Treading our way back to reviews, we have many instances of customer wrath as well. Mass Effect 3 was a subject in the news for months after the game released, and consumers made sure to let Bioware know how they felt about the game’s ending… on Metacritic, on their social media pages, even to their doorstep. Going back a few years, we also have Spore, the brainchild of Sim City‘s Will Wright. Standing as one of the most anticipated games of 2008, people were stunned to find DRM plaguing their game upon purchase. Players were outraged that they were required to be online to activate the game and were restricted to three installations max.
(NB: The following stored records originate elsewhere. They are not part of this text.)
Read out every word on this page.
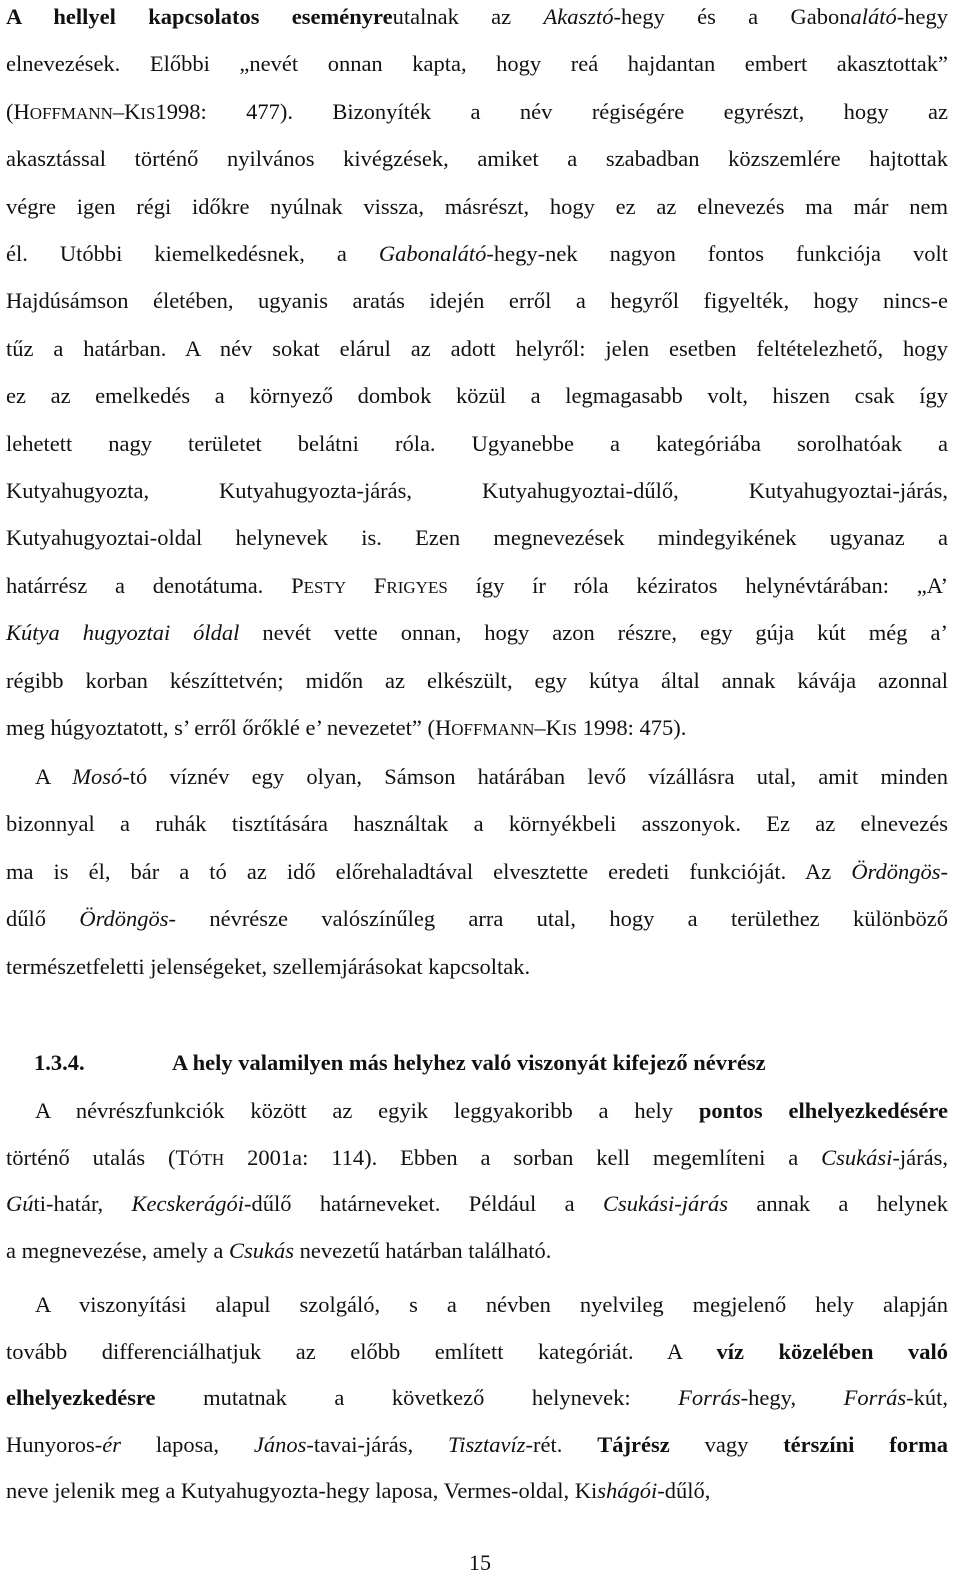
A hellyel kapcsolatos eseményreutalnak az Akasztó-hegy és a Gabonalátó-hegy
elnevezések. Előbbi „nevét onnan kapta, hogy reá hajdantan embert akasztottak”
(HOFFMANN–KIS1998: 477). Bizonyíték a név régiségére egyrészt, hogy az
akasztással történő nyilvános kivégzések, amiket a szabadban közszemlére hajtottak
végre igen régi időkre nyúlnak vissza, másrészt, hogy ez az elnevezés ma már nem
él. Utóbbi kiemelkedésnek, a Gabonalátó-hegy-nek nagyon fontos funkciója volt
Hajdúsámson életében, ugyanis aratás idején erről a hegyről figyelték, hogy nincs-e
tűz a határban. A név sokat elárul az adott helyről: jelen esetben feltételezhető, hogy
ez az emelkedés a környező dombok közül a legmagasabb volt, hiszen csak így
lehetett nagy területet belátni róla. Ugyanebbe a kategóriába sorolhatóak a
Kutyahugyozta, Kutyahugyozta-járás, Kutyahugyoztai-dűlő, Kutyahugyoztai-járás,
Kutyahugyoztai-oldal helynevek is. Ezen megnevezések mindegyikének ugyanaz a
határrész a denotátuma. PESTY FRIGYES így ír róla kéziratos helynévtárában: „A’
Kútya hugyoztai óldal nevét vette onnan, hogy azon részre, egy gúja kút még a’
régibb korban készíttetvén; midőn az elkészült, egy kútya által annak kávája azonnal
meg húgyoztatott, s’ erről őrőklé e’ nevezetet” (HOFFMANN–KIS 1998: 475).
A Mosó-tó víznév egy olyan, Sámson határában levő vízállásra utal, amit minden
bizonnyal a ruhák tisztítására használtak a környékbeli asszonyok. Ez az elnevezés
ma is él, bár a tó az idő előrehaladtával elvesztette eredeti funkcióját. Az Ördöngös-
dűlő Ördöngös- névrésze valószínűleg arra utal, hogy a területhez különböző
természetfeletti jelenségeket, szellemjárásokat kapcsoltak.
1.3.4.	A hely valamilyen más helyhez való viszonyát kifejező névrész
A névrészfunkciók között az egyik leggyakoribb a hely pontos elhelyezkedésére
történő utalás (TÓTH 2001a: 114). Ebben a sorban kell megemlíteni a Csukási-járás,
Gúti-határ, Kecskerágói-dűlő határneveket. Például a Csukási-járás annak a helynek
a megnevezése, amely a Csukás nevezetű határban található.
A viszonyítási alapul szolgáló, s a névben nyelvileg megjelenő hely alapján
tovább differenciálhatjuk az előbb említett kategóriát. A víz közelében való
elhelyezkedésre mutatnak a következő helynevek: Forrás-hegy, Forrás-kút,
Hunyoros-ér laposa, János-tavai-járás, Tisztavíz-rét. Tájrész vagy térszíni forma
neve jelenik meg a Kutyahugyozta-hegy laposa, Vermes-oldal, Kishágói-dűlő,
15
Til this day Spore still has a jarring number of 1star Amazon reviews, something Sim City is now experiencing.
Finally, if this all wasn’t disheartening enough, we turn on ourselves. When a fellow gamer expresses personal stories in relation to video games, they are sharing because they hope to be embraced by like-minded individuals who will understand what he or she went through and how video games have helped them achieve a better understanding of themselves. What they don’t, and shouldn’t, expect is people’s disinterest and cruelty. Kotaku was nice enough to run a feature on a boy who suffered from depression who found strength in his childhood playing as Lara Croft. With the new Tomb Raider he felt even more at home, he grew alongside Lara in her struggles. It was a wonderful piece on overcoming personal obstacles through an interactive medium, and yet the comments literring the article were hateful. The comment that sticks with me the most, “And not a single f*** was given.”
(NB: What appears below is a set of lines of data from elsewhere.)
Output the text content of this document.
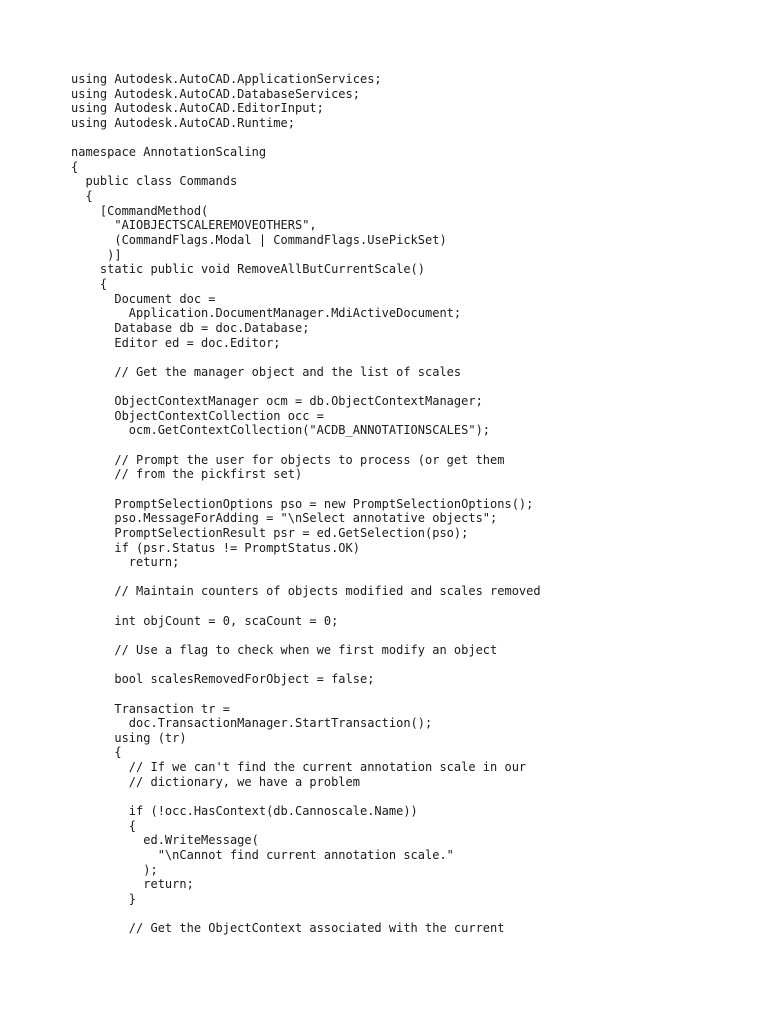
using Autodesk.AutoCAD.ApplicationServices;
using Autodesk.AutoCAD.DatabaseServices;
using Autodesk.AutoCAD.EditorInput;
using Autodesk.AutoCAD.Runtime;
namespace AnnotationScaling
{
public class Commands
{
[CommandMethod(
"AIOBJECTSCALEREMOVEOTHERS",
(CommandFlags.Modal | CommandFlags.UsePickSet)
)]
static public void RemoveAllButCurrentScale()
{
Document doc =
Application.DocumentManager.MdiActiveDocument;
Database db = doc.Database;
Editor ed = doc.Editor;
// Get the manager object and the list of scales
ObjectContextManager ocm = db.ObjectContextManager;
ObjectContextCollection occ =
ocm.GetContextCollection("ACDB_ANNOTATIONSCALES");
// Prompt the user for objects to process (or get them
// from the pickfirst set)
PromptSelectionOptions pso = new PromptSelectionOptions();
pso.MessageForAdding = "\nSelect annotative objects";
PromptSelectionResult psr = ed.GetSelection(pso);
if (psr.Status != PromptStatus.OK)
return;
// Maintain counters of objects modified and scales removed
int objCount = 0, scaCount = 0;
// Use a flag to check when we first modify an object
bool scalesRemovedForObject = false;
Transaction tr =
doc.TransactionManager.StartTransaction();
using (tr)
{
// If we can't find the current annotation scale in our
// dictionary, we have a problem
if (!occ.HasContext(db.Cannoscale.Name))
{
ed.WriteMessage(
"\nCannot find current annotation scale."
);
return;
}
// Get the ObjectContext associated with the current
Brendan Sinclair wrote an excellent piece on why we react the way we do, and I hope by embracing the true reasons behind our gut reactions, we can move forward to better address the issues we don’t like. It’s okay to be angry; we’re a passionate bunch. For those of us who read Joystiq on a daily basis and listen to GiantBomb podcasts, we love vidya games and will do our best to protect its integrity. But we also have to remember that it’s a double-edged sword: we can’t protect what we love by telling someone they should die and then expect them to show us some respect.
The world doesn’t work that way, and we sometimes forget the internet isn’t separate from reality.